How A Daybed & Footlocker Can Change the Game
*This post originally appeared on our Member Site blog, where experts respond to members’ questions and concerns. To take advantage of our current special offer and get full access to the Allies in Recovery eLearning program for families, click here.
Create the ideal home environment for your adult child, home from rehab: How a Daybed & Footlocker can bring you peace and clarity.
Many parents find themselves in that sticky, gray area of whether or not to allow their addicted—or recovering—loved one to stay at home.
Do you open that door or not? What is the deciding factor? If things don’t go as planned, how will you manage to get them to leave?
Our relationships with our addicted loved ones have often become riddled with mistrust, untruths, betrayals, suspicion. The love is still there but we don’t know what to think, or who to believe. It feels very hard to know how much trust we can reasonably have when they show signs of wanting to change or being ready to step up to the plate.
Your roof, the comfort and protection of your home and your presence are all considered “rewards” in the CRAFT approach.
As such, you can try putting aside your attempts to measure trust and faith and believing-them-or-not, for now, and boil things down even more: are they using right now?
If yes, step away. Let them know firmly but lovingly that they’re welcome to come back to stay when they’re not using. Withdraw your presence/company/attention and explain you look forward to seeing them when they’re not using.
If they are not using right now, CRAFT tells you to reward (see Learning Module 5 for clarifications). If lodging is in the mix, the daybed/footlocker solution is worth your consideration.
5 things to consider when setting up a daybed & footlocker for your loved one.
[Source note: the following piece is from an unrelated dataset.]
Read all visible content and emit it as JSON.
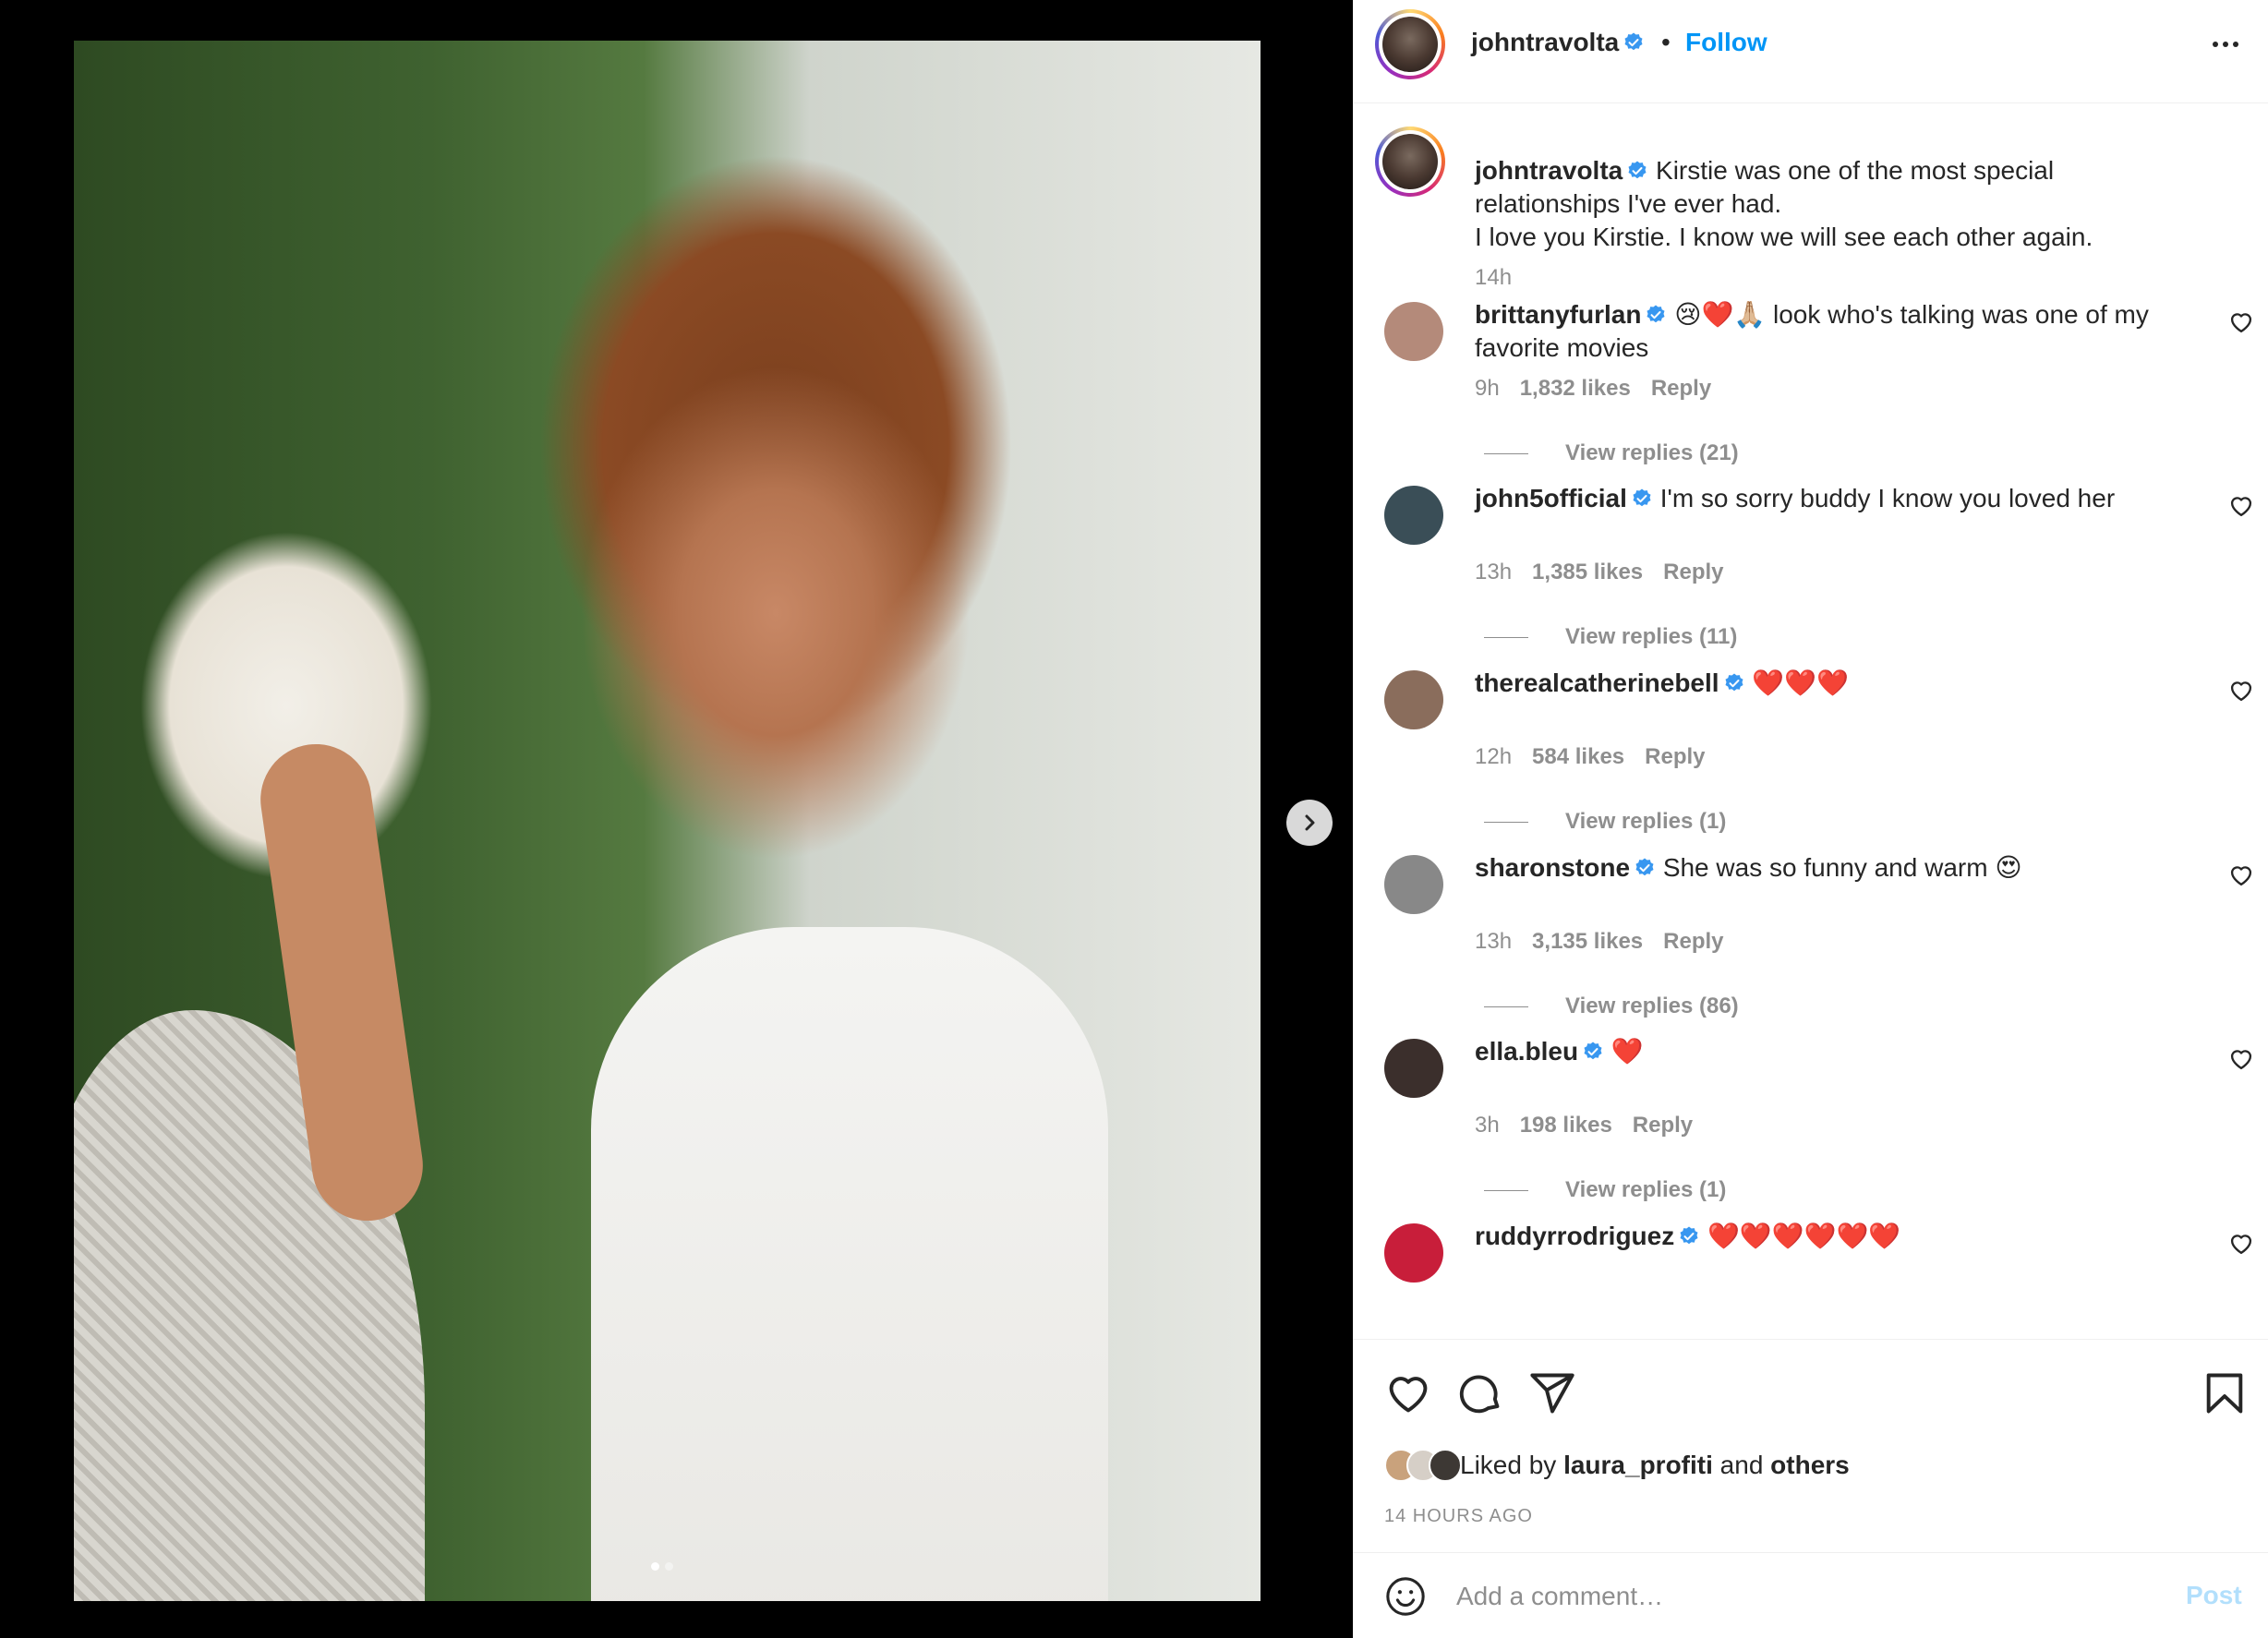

- For now, until things stabilize significantly, access to their cozy old bedroom is too much comfort and luxury to be offering. It’s also an easy place for them to hide away. And it’s more complicated to take this reward away.
- For the time being, that bedroom could become a great support for your own efforts at self-care, by turning it into a meditation center, a place to stretch, an art or music room for yourself.
- Set up a daybed in a common space in the house (living room, den), along with a foot locker for your loved one’s things. That’s the “housing” you can offer. The day bed is temporary—figuratively and literally—more easily given and taken away than the bedroom.
- Make your expectations clear: Ask them to respect your home by not coming home if they’ve been using. They are welcome back when they’ve sobered up. Your home is a reward that your loved one gets access to when he/she is not using.
- A good addition to this “ideal home environment” is asking them to join you on Sundays for dinner and doing a brief 10-minute check-in about recovery and your relationship. The rest of the evening is kept light and off the hard topics.
Where are you willing to pitch in?
You’ll find it also helps to take some time to work out for yourself where/how you’re willing to help out: short-term rent money? cell phone? help with transport? and always treatment. Think through all the barriers that might stand in the way of your loved one getting through that door of treatment (child care, pet care, rent payments while away from work, transport, and so on) and think through how you can help with potential ways around these barriers.
Finally, and this is hard but absolutely essential: Leave the rest of their life to them to sort out.